Yeah, if I could get my sister to make videos with me again.


----------



## FlyingFingers (Dec 30, 2011)

Woah! awesome


----------



## samkli (Dec 30, 2011)

Thanks!


----------



## jla (Dec 30, 2011)

Great video! And you just gotta love the swedish winter this year. Really cold but no snow...


----------



## samkli (Dec 30, 2011)

Thanks!
Yes, it is quite disappointing that there is no snow...


----------



## Cube-Fu (Dec 30, 2011)

Very sweet.


----------



## samkli (Dec 30, 2011)

Thanks!


----------



## That70sShowDude (Dec 30, 2011)

Nice video. I remember the song from something, but can't remember. What's it called?


----------



## samkli (Dec 30, 2011)

Have you ever played farmville?


----------



## That70sShowDude (Dec 30, 2011)

samkli said:


> Have you ever played farmville?


 
ahhh yea.
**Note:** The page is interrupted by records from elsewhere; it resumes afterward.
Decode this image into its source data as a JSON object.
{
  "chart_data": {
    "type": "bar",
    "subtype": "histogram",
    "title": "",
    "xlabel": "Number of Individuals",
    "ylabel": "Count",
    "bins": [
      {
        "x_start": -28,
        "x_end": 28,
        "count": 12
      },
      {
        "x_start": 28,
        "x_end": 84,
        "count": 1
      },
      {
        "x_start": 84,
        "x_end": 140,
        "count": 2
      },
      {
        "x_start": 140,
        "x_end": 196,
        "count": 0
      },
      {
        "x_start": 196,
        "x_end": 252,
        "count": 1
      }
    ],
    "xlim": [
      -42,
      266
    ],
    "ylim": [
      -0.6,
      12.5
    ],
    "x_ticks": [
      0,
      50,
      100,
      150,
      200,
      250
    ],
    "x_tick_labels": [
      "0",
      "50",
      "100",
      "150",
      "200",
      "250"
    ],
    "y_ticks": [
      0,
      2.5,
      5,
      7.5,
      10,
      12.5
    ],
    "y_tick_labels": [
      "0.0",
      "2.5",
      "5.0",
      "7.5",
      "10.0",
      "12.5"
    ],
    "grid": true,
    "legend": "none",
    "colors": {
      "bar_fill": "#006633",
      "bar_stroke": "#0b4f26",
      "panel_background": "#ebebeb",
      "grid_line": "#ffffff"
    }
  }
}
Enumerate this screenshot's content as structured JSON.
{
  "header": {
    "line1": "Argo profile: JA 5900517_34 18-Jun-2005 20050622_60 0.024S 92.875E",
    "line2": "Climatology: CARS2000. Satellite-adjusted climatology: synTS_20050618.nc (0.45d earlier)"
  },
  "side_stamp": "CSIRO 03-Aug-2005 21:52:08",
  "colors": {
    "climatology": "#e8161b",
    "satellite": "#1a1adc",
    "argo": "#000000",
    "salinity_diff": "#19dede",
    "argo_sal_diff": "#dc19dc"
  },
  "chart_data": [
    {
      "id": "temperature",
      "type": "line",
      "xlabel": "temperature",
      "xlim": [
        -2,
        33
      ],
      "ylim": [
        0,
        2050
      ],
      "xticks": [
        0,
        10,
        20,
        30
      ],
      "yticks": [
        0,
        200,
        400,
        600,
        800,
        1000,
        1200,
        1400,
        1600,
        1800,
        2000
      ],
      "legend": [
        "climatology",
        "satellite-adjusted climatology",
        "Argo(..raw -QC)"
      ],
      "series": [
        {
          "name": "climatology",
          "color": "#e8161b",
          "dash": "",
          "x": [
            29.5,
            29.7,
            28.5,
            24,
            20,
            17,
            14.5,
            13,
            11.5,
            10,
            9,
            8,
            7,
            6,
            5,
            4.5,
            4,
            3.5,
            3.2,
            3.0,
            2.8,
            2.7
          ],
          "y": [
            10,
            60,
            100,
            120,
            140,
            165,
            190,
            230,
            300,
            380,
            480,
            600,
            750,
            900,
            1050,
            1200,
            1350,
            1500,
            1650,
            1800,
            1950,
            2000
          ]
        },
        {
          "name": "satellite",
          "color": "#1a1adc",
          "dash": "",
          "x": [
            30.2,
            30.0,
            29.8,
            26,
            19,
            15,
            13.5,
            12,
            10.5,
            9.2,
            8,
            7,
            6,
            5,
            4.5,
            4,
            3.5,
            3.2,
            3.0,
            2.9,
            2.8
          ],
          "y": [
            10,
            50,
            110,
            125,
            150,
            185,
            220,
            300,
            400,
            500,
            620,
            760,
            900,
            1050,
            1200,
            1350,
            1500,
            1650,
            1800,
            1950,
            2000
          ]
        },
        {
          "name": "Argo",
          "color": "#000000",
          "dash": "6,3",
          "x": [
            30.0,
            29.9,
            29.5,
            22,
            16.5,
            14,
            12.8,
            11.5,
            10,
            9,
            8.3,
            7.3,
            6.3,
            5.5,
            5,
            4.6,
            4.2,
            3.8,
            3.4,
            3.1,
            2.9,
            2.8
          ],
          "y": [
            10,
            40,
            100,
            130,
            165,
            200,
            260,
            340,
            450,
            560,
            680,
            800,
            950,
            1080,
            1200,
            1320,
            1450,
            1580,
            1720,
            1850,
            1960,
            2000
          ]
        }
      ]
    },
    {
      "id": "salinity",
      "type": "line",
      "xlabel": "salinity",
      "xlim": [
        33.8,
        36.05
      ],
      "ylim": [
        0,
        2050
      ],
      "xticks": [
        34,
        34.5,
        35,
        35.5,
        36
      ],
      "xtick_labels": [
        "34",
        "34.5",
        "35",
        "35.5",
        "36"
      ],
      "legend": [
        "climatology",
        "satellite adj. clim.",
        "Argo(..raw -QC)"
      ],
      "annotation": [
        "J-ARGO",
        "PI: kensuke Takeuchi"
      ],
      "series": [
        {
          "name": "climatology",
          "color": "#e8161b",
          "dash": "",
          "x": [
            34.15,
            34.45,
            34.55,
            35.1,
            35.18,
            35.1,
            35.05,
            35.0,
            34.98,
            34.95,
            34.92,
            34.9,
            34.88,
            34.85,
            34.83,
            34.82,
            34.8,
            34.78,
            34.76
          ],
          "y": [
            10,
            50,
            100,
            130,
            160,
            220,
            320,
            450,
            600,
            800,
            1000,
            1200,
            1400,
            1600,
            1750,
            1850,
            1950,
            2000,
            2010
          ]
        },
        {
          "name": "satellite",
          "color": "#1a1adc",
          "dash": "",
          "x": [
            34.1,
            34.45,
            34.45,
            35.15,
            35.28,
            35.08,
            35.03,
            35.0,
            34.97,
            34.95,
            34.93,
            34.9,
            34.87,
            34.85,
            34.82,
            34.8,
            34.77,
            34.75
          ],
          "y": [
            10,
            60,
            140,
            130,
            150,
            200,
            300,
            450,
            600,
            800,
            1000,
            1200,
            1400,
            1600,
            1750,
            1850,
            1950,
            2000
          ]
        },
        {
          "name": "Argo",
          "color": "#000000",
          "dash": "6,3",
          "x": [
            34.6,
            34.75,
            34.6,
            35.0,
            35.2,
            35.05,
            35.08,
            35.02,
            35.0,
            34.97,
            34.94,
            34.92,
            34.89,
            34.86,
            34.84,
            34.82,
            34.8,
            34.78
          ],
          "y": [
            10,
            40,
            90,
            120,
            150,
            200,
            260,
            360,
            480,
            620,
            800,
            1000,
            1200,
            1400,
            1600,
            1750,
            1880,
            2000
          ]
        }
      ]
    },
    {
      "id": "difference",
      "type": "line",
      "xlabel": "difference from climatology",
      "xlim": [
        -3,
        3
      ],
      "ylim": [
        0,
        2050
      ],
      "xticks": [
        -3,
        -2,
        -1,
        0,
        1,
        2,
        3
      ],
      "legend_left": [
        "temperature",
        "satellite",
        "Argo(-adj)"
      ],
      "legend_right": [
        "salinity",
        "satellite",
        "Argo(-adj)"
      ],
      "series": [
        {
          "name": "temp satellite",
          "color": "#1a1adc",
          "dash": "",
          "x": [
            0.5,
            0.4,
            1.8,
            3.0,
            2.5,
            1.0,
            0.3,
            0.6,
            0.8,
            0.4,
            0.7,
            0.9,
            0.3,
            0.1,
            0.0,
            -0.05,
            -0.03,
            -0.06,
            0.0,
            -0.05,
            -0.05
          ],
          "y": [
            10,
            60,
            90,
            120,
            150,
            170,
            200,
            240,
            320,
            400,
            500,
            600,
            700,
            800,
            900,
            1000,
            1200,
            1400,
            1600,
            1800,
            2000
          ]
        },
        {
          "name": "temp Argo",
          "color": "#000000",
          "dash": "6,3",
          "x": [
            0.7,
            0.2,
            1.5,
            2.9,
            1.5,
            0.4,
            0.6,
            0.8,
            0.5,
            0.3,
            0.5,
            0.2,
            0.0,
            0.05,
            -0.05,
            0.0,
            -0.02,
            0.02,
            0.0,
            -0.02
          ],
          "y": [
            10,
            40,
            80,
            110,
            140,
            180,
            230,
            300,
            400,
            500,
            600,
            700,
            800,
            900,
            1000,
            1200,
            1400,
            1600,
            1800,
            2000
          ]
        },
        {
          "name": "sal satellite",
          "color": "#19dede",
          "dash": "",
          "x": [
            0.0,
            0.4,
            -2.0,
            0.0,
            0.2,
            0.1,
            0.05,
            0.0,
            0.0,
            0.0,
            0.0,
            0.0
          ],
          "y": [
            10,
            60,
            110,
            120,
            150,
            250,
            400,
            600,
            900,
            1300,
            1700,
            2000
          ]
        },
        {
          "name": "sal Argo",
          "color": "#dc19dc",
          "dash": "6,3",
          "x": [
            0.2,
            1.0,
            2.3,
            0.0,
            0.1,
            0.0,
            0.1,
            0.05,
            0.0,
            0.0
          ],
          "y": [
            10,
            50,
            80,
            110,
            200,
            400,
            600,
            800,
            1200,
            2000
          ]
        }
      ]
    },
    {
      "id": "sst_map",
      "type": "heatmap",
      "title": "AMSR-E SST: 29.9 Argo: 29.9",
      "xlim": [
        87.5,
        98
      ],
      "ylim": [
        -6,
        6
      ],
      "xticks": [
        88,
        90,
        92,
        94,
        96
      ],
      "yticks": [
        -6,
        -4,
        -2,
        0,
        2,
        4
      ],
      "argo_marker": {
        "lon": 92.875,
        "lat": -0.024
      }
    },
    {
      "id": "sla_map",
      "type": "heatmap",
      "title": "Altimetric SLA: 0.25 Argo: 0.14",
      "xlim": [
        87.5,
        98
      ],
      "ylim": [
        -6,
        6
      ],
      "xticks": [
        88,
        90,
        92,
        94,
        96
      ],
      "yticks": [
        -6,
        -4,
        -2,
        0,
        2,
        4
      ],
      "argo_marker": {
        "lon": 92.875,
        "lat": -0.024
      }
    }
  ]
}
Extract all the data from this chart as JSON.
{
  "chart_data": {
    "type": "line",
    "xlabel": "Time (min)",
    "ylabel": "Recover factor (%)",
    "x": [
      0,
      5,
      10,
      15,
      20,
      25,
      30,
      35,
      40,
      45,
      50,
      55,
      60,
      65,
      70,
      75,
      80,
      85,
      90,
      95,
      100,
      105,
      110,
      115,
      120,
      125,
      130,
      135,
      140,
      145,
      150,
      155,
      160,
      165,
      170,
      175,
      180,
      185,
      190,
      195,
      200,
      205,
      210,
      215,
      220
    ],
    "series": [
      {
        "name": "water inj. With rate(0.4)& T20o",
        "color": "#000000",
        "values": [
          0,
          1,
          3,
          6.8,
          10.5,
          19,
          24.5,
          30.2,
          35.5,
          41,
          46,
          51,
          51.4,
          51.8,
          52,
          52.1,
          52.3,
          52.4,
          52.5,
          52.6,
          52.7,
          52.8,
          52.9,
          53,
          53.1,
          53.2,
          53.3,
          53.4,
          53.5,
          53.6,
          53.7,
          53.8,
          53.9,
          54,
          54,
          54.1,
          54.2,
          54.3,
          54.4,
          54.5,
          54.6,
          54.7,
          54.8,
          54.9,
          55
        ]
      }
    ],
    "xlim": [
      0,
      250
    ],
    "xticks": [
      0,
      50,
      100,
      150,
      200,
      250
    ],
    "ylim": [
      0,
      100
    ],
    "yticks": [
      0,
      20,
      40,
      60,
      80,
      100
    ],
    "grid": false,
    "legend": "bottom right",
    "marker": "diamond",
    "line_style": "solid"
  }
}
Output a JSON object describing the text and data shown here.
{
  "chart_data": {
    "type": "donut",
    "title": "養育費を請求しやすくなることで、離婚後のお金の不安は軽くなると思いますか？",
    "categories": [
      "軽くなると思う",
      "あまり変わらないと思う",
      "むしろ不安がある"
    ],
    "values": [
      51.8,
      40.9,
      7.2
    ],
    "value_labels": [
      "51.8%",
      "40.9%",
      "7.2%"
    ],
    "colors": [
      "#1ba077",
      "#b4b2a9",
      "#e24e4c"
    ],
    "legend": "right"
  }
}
I didn't play but my ex played a lot.


----------



## rubikmaster (Dec 30, 2011)

LOL.Nice video ,your stop motion videos are awesome but I think you should make more videos like this.


----------



## CubExpert (Dec 30, 2011)

Great video!


----------



## samkli (Dec 30, 2011)

Thanks!


----------



## MovingOnUp (Dec 30, 2011)

Nice, create some longer ones and you can put it on a website like kickstarter.com or something


----------



## samkli (Dec 30, 2011)

MovingOnUp said:


> Nice, create some longer ones and you can put it on a website like kickstarter.com or something


 
Maybe... But it´s hard to get ideas for videos like this.


----------



## CubExpert (Dec 30, 2011)

It's a good ideia, do a movie with the Rubik's Cube as central theme.


----------



## Penguino138 (Dec 30, 2011)

The vignette made me laugh because of how noticable it is.  Good video.


----------



## samkli (Dec 30, 2011)

Hehe  thanks!


----------